From SABR member Ben Lindbergh at The Ringer on May 31, 2019:

At some point early next week—likely on Tuesday, when rounds 3-10 of the MLB amateur draft take place—a team will select Jordan Martinson, a left-handed starter out of Dallas Baptist University. Martinson, who’ll pitch on Saturday in the Lubbock Regional bracket of the NCAA tournament, has posted sterling stats this season, recording a 2.50 ERA and leading the Missouri Valley Conference with 108 strikeouts (which is tied for 30th in all of Division I). Yet his name likely won’t be called before the back half of the first 10 rounds because he isn’t a big-bodied flamethrower. A senior sign who’s listed at an even six feet, Martinson throws, he says, “87 to 91, depending on the day.” Asked to compare himself to an MLB pitcher, he aims fairly low: Brian Duensing. He’s the type of prospect who needs to make the most of his modest natural talent. And he’s enrolled at the right place to do so.
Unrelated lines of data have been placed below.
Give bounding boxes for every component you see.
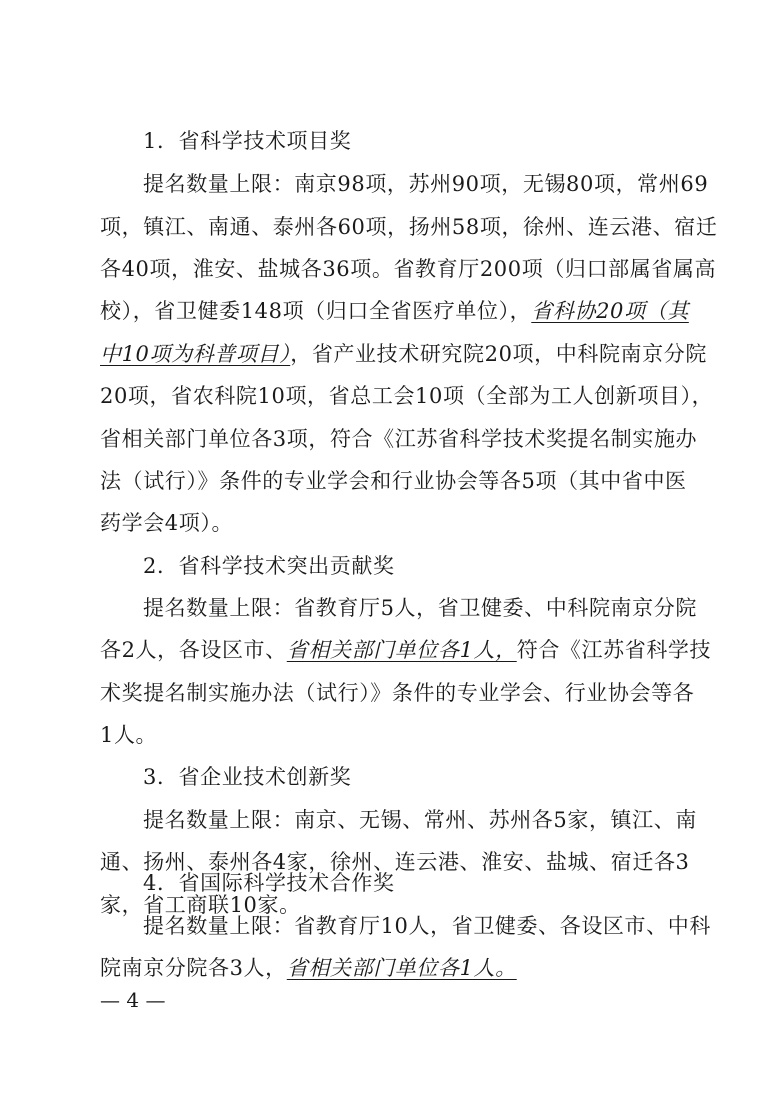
paragraph-line: 各2人，各设区市、省相关部门单位各1人，符合《江苏省科学技 — [100, 638, 712, 662]
paragraph-line: 药学会4项）。 — [100, 511, 234, 535]
paragraph-line: 提名数量上限：省教育厅10人，省卫健委、各设区市、中科 — [143, 914, 711, 938]
underlined-text: 省相关部门单位各1人， — [286, 638, 517, 662]
paragraph-line: 各40项，淮安、盐城各36项。省教育厅200项（归口部属省属高 — [100, 257, 717, 281]
paragraph-line: 法（试行）》条件的专业学会和行业协会等各5项（其中省中医 — [100, 469, 687, 493]
paragraph-line: 20项，省农科院10项，省总工会10项（全部为工人创新项目）， — [100, 384, 714, 408]
paragraph-line: 提名数量上限：省教育厅5人，省卫健委、中科院南京分院 — [143, 596, 697, 620]
paragraph-line: 提名数量上限：南京、无锡、常州、苏州各5家，镇江、南 — [143, 808, 697, 832]
paragraph-line: 校），省卫健委148项（归口全省医疗单位），省科协20项（其 — [100, 299, 689, 323]
paragraph-line: 1人。 — [100, 723, 158, 747]
underlined-text: 中10项为科普项目） — [100, 342, 291, 366]
section-heading-3: 3．省企业技术创新奖 — [143, 765, 352, 789]
paragraph-line: 家，省工商联10家。 — [100, 893, 301, 917]
paragraph-line: 省相关部门单位各3项，符合《江苏省科学技术奖提名制实施办 — [100, 427, 698, 451]
underlined-text: 省科协20项（其 — [531, 299, 689, 323]
paragraph-line: 通、扬州、泰州各4家，徐州、连云港、淮安、盐城、宿迁各3 — [100, 850, 690, 874]
section-heading-4: 4．省国际科学技术合作奖 — [143, 871, 395, 895]
paragraph-line: 中10项为科普项目），省产业技术研究院20项，中科院南京分院 — [100, 342, 707, 366]
paragraph-line: 术奖提名制实施办法（试行）》条件的专业学会、行业协会等各 — [100, 681, 695, 705]
section-heading-1: 1．省科学技术项目奖 — [143, 129, 352, 153]
section-heading-2: 2．省科学技术突出贡献奖 — [143, 554, 395, 578]
page-number: — 4 — — [100, 988, 166, 1012]
underlined-text: 省相关部门单位各1人。 — [286, 956, 517, 980]
paragraph-line: 院南京分院各3人，省相关部门单位各1人。 — [100, 956, 517, 980]
paragraph-line: 提名数量上限：南京98项，苏州90项，无锡80项，常州69 — [143, 172, 709, 196]
paragraph-line: 项，镇江、南通、泰州各60项，扬州58项，徐州、连云港、宿迁 — [100, 215, 718, 239]
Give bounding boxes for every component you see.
DBU, which has sent 17 players—most notably Ben Zobrist—to the big leagues, became the eighth school to install a TrackMan ball-tracking system in 2015, when a grateful graduate who’d earned a sizeable bonus in the draft made a donation that covered the cost. When Martinson got to college in 2016, he hadn’t dug deep into how his pitches worked. But at DBU, he began getting a TrackMan-powered report delivered to his locker after each game, which helped him understand his stuff, adjust his approach, and keep track of his progress. He also started throwing bullpen sessions under the electronic eye of a Rapsodo device that provided real-time feedback on his pitches’ spin and movement. At DBU, he says, “you kind of learn analytically who you are.” Martinson and his teammates use information to “get a benchmark of … ways you can utilize what you already have.”

The increasing availability of data on amateur players has changed the players teams target in the draft, drawing attention to talent that scouts might have missed from the stands.